Perhaps a peek at the EPA's Green Vehicle Guide will give us a compelling difference between the two Malibus. Nope, the Hybrid gets a 6 on the Air Pollution score and an 8 on the Greenhouse Gas score. The standard car? 6 and 7 respectively.
The Hybrid wears its own badges on the outside, offering bragging rights to hybrid ownership. Sadly, there's not that much to be excited about.
And that's really too bad, because the Malibu is a real improvement over its predecessor(s). With Ed Welburn directing design at GM, the look of the corporation's cars has improved year after year. I was always pleased when I approached the Malibu in the parking lot. It has neatly distributed mass and really doesn't have a bad angle on it.
The Malibu's interior impresses with its movement, shapes, colors and textures. The dash is an exuberant sweep, defined by silver and chrome accents. Plastic textures, long a problem in GM vehicles, are handsome and feel substantial. Fit and finish are apparently flawless. My Coco/Cashmere interior (brown/tan) looked and felt better than the car's price might suggest. Even the audio system, with its standard XM Radio, had 30 station presets.
And safety is top notch. The Malibu gets a highest possible score of five-star crash ratings from frontal and side crashes for the driver and all passenger locations. There are airbags aplenty and the electronic watchdogs of four-wheel disc brakes with antilock and the Stabilitrak stability control system with traction control.
As a GM vehicle, the Malibu Hybrid comes with OnStar. Using hands-free calling, you can take care of numerous issues, from the inconvenience of locking your keys inside the trunk to the automatic accident response system. That system calls you if the airbags deploy and if you don't answer, medical help is dispatched to your location.
GM is especially proud of OnStar's new Turn-by-Turn Navigation feature. You simply call and ask for directions and the system downloads them and talks you step-by-step to where you want to go. It's like a navigation system that you don't have to program yourself. And OnStar sends you a monthly vehicle diagnostics report on your car via email.
Prices are all pretty reasonable.
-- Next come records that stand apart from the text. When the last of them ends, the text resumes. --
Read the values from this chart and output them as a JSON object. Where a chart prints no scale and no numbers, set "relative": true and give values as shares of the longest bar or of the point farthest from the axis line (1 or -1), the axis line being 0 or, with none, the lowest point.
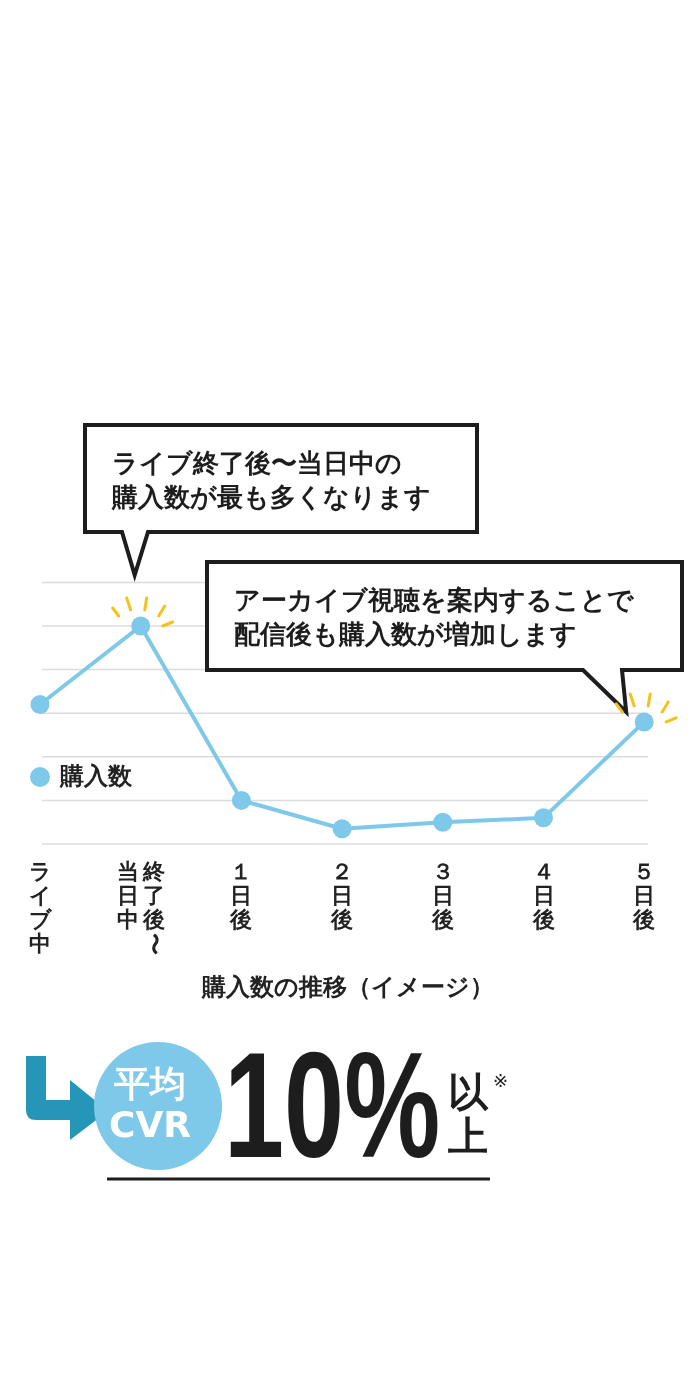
{
  "chart_data": {
    "type": "line",
    "title": "購入数の推移（イメージ）",
    "categories": [
      "ライブ中",
      "終了後〜当日中",
      "１日後",
      "２日後",
      "３日後",
      "４日後",
      "５日後"
    ],
    "series": [
      {
        "name": "購入数",
        "color": "#7ec8e9",
        "values": [
          0.64,
          1,
          0.2,
          0.07,
          0.1,
          0.12,
          0.56
        ]
      }
    ],
    "relative": true,
    "grid": true,
    "legend": "left",
    "marker": "circle",
    "annotations": [
      "ライブ終了後〜当日中の購入数が最も多くなります",
      "アーカイブ視聴を案内することで配信後も購入数が増加します",
      "平均CVR",
      "10%",
      "以上",
      "※"
    ]
  }
}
The non-hybrids start at $20,550 for the LS and work up through two LT levels to the LTZ model with its standard 252-horsepower 3.6-liter V6 at $27,745. My Hybrid carried a price tag of $22,790, including shipping.
So, the Hybrid costs you about $2,000 more than the base LS, and includes some upgraded features along with the hybrid system. If you're willing to live with fuel economy in the low to mid 20's, it's a good deal, but if you're looking for higher numbers, you'll have to search elsewhere.